Le parlementaire reconnaît que l’ancien gestionnaire de fortune a également des ennemis en France : « Ceux de mes collègues qui ont des comptes en Suisse se porteraient mieux si M. Condamin-Gerbier pouvait être mis à l’ombre. »
En Suisse, nombre de banquiers et d’avocats ne se gênent pas pour dire en privé tout le mal qu’ils pensent de « ce traître à la petite semaine qui cherche par tous les moyens à exister», pour reprendre l’expression de l’un d’entre eux.
Le quotidien genevois L’Agefi, qui est très proche des milieux d’affaires et de la banque Reyl & Cie, a publié plusieurs articles compromettants. Le premier s’intitulait : « Il parle beaucoup mais ne sait à peu près rien », reprenant la thèse d’une vengeance personnelle. Pierre Condamin-Gerbier obtenait de publier un démenti. Le 4 juillet, la veille de son arrestation, L’Agefi enfonçait encore un peu plus le clou, décrivant la « fuite en avant » de celui qui avait eu « un parcours professionnel marqué par les licenciements et les échecs ».
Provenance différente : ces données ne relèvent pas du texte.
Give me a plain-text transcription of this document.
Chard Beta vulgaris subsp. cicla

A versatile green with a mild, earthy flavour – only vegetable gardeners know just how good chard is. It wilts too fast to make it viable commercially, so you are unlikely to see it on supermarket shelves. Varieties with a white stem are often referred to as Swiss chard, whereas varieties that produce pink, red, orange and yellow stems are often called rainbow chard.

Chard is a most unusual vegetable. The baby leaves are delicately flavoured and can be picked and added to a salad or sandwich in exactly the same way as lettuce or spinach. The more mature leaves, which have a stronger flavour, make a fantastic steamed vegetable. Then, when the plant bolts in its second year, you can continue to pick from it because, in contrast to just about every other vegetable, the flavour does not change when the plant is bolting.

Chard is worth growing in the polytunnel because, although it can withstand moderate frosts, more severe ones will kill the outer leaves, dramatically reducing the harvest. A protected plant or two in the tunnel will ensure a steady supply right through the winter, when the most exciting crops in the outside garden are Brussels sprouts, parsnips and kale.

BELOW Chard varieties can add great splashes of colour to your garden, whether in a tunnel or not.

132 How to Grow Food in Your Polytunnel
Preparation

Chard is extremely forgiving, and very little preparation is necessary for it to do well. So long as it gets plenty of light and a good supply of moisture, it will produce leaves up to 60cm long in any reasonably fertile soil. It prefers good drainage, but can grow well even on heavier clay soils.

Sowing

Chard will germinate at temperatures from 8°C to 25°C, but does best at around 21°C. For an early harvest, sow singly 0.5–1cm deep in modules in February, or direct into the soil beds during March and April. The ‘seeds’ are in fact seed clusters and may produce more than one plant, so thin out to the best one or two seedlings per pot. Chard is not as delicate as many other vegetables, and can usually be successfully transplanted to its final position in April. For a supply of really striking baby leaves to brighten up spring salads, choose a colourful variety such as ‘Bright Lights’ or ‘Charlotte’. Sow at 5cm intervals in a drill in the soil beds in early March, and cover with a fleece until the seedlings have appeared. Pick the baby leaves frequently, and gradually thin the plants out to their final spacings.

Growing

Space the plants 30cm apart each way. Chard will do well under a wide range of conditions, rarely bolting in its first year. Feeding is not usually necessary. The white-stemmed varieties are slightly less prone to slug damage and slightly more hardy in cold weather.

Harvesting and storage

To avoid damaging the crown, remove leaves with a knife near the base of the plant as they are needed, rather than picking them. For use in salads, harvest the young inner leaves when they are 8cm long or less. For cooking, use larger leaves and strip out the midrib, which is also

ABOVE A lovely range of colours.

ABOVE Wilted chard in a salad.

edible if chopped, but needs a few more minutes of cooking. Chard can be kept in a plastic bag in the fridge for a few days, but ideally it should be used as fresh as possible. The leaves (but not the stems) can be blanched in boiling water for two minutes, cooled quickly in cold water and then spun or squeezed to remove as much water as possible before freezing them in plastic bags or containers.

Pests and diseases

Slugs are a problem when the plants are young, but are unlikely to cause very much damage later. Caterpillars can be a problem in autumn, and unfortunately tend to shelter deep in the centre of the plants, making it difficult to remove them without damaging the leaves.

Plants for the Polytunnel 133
Les accusations se faisaient de plus en plus précises : une condamnation prononcée en 2006 pour avoir utilisé sa carte de crédit professionnelle à des fin personnelles, alors qu’il travaillait à l’UBS. Et des dettes de 150 000 francs suisses, selon l’Office de faillites et de poursuites de Morges. L’ancien banquier a toujours reconnu ces faits et insiste sur le fait que son casier judiciaire est aujourd’hui vide.
Sa dernière réponse a été publiée dans La Tribune de Genève, et, ironie du sort, publiée le 5 juillet, alors qu’il dormait déjà en prison.